Il successo delle operazioni di recupero e studio è il risultato di un lavoro di squadra coordinato da figure di alta professionalità tecnica e scientifica. Le attività sono state condotte sotto la guida della Soprintendente Monica Stochino, con la direzione scientifica affidata alla funzionaria archeologa Nadia Canu. Sul campo, il coordinamento delle operazioni è stato gestito dall’archeologo Luca Doro, che ha operato con il supporto costante di Bastiano Falchi e Giuseppina Palmas. La parte architettonica e la direzione dei lavori sono state seguite dall’architetto Valerio Oppo, mentre l’esecuzione materiale degli scavi è stata affidata alla ditta Luciano Sini di Sassari.
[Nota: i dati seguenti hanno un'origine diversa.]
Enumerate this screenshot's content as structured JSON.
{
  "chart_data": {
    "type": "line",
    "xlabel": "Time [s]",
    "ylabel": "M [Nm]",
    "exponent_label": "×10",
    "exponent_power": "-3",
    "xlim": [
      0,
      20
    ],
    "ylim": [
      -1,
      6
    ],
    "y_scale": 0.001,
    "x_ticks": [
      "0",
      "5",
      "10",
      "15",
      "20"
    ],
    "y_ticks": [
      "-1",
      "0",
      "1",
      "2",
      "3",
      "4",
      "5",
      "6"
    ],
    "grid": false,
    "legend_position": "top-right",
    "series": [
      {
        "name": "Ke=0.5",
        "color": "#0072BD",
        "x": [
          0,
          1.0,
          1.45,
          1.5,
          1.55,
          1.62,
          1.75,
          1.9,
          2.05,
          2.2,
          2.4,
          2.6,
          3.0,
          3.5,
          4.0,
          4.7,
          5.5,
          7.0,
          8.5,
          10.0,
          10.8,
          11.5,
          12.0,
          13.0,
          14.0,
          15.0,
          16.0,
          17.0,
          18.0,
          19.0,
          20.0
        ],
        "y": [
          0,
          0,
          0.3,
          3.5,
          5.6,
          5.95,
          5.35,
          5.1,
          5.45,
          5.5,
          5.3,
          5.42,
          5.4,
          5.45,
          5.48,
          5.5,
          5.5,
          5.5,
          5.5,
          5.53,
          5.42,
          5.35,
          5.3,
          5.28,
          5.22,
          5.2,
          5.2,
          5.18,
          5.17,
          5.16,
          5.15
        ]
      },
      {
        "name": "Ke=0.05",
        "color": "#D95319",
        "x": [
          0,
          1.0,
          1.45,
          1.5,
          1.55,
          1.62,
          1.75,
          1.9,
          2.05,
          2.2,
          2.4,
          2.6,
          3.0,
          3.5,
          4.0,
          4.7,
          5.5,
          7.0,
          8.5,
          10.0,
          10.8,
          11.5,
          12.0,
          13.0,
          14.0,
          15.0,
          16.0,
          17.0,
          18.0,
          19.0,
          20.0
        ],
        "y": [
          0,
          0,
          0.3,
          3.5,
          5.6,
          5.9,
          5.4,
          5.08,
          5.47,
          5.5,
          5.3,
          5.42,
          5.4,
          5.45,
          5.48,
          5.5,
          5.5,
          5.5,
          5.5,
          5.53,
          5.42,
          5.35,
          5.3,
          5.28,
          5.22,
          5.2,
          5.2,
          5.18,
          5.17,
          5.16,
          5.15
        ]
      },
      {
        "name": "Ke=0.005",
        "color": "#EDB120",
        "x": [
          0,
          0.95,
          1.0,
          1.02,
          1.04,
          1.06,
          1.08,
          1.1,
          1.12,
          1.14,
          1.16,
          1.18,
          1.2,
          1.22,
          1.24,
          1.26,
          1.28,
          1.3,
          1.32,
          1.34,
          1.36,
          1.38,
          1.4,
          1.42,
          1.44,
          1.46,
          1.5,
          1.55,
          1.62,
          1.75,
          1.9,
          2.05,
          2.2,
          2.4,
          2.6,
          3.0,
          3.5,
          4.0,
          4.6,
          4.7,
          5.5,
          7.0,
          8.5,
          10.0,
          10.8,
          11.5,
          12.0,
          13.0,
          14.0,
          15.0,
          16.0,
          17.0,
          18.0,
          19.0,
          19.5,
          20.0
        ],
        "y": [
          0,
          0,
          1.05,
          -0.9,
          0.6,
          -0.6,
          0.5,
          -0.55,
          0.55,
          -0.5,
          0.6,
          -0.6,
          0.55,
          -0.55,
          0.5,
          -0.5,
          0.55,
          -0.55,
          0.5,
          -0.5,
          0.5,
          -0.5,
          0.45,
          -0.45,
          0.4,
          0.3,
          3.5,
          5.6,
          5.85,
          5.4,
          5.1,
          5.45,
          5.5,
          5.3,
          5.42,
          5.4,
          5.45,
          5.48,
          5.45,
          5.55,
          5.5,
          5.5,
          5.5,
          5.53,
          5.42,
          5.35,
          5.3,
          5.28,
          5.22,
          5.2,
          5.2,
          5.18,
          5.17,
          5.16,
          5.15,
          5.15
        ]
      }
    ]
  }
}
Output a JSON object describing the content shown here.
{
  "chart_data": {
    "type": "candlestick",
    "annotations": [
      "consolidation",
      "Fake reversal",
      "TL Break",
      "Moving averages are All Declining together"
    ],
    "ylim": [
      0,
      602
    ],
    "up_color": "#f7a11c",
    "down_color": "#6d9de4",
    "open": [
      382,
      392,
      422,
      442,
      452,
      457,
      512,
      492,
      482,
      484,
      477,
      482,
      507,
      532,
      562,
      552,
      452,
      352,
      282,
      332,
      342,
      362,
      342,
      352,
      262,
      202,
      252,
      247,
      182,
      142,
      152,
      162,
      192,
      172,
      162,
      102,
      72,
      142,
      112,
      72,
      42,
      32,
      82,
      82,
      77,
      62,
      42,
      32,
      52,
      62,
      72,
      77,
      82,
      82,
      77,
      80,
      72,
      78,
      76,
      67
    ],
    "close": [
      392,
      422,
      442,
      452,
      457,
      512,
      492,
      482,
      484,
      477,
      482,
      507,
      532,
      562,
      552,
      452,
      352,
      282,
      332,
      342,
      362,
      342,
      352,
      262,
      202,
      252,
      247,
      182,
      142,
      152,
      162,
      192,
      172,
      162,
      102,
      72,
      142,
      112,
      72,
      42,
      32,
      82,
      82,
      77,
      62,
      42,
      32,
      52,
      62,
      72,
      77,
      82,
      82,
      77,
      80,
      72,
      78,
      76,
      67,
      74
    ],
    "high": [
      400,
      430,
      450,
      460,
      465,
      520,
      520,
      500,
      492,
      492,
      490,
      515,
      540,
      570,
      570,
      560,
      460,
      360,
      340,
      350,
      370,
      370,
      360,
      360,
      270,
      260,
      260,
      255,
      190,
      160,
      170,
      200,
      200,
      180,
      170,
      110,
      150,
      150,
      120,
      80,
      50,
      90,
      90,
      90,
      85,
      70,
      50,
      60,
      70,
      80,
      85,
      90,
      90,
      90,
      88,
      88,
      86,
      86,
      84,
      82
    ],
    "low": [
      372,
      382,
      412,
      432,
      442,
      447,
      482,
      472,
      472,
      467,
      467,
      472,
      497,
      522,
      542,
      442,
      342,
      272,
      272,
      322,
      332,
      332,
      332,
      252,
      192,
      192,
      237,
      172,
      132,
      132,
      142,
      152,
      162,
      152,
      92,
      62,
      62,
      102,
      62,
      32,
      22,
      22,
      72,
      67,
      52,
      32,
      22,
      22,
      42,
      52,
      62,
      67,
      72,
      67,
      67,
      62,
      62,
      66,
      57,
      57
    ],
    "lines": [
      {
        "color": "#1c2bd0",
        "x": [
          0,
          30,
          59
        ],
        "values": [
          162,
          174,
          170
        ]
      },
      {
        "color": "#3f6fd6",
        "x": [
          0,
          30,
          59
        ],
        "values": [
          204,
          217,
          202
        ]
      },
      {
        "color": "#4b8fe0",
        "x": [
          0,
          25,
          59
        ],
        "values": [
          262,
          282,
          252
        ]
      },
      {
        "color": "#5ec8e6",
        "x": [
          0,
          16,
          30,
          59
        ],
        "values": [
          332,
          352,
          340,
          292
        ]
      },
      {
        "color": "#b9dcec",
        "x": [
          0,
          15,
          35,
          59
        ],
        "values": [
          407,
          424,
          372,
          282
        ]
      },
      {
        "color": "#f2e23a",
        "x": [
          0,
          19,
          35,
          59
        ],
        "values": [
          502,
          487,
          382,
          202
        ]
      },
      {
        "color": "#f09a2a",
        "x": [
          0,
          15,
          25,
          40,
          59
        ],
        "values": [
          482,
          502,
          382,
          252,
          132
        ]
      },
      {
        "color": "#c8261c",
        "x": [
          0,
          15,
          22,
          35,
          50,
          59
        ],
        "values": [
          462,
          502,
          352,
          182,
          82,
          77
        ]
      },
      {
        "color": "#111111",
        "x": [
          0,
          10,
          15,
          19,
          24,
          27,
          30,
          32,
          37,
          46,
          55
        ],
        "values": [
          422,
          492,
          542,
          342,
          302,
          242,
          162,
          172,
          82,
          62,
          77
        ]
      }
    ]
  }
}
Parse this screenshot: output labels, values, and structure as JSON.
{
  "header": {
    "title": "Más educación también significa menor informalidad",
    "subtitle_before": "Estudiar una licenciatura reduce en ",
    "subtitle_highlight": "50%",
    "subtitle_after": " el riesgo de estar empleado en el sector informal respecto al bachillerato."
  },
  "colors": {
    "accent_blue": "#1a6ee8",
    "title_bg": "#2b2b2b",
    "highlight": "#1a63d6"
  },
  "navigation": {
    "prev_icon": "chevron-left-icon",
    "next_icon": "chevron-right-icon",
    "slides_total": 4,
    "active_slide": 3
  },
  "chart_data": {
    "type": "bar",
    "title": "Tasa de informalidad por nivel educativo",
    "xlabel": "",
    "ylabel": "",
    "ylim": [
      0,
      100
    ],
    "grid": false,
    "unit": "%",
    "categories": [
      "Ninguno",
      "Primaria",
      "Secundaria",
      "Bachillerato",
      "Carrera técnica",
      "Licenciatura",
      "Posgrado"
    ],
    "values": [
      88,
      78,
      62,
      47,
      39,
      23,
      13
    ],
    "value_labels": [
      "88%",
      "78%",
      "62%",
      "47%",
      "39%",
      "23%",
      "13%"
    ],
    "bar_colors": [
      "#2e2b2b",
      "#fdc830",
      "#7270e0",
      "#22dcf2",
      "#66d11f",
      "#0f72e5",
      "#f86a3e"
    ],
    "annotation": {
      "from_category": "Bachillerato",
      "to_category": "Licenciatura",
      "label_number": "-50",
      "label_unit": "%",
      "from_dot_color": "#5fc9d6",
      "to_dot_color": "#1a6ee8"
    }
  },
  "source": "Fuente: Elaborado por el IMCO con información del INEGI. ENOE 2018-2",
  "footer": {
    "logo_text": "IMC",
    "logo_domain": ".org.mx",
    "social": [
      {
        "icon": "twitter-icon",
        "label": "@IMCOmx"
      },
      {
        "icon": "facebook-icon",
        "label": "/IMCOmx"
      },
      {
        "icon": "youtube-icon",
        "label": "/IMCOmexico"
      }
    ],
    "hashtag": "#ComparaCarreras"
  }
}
Di fondamentale importanza sono state le operazioni di restauro, avviate negli ultimi mesi per preservare le delicate decorazioni in ocra e le superfici scolpite dei portelli. Questi interventi delicatissimi sono eseguiti dalla restauratrice Giuseppina Ianiri, sotto la supervisione scientifica della funzionaria restauratrice Sofia Bertolini.
Adesso, l’eventuale apertura programmata per quest’anno rappresenterebbe un’occasione straordinaria per lo sviluppo turistico e culturale della zona, trasformando un’area industriale in un polo d’attrazione storica capace di raccontare millenni di vicende umane.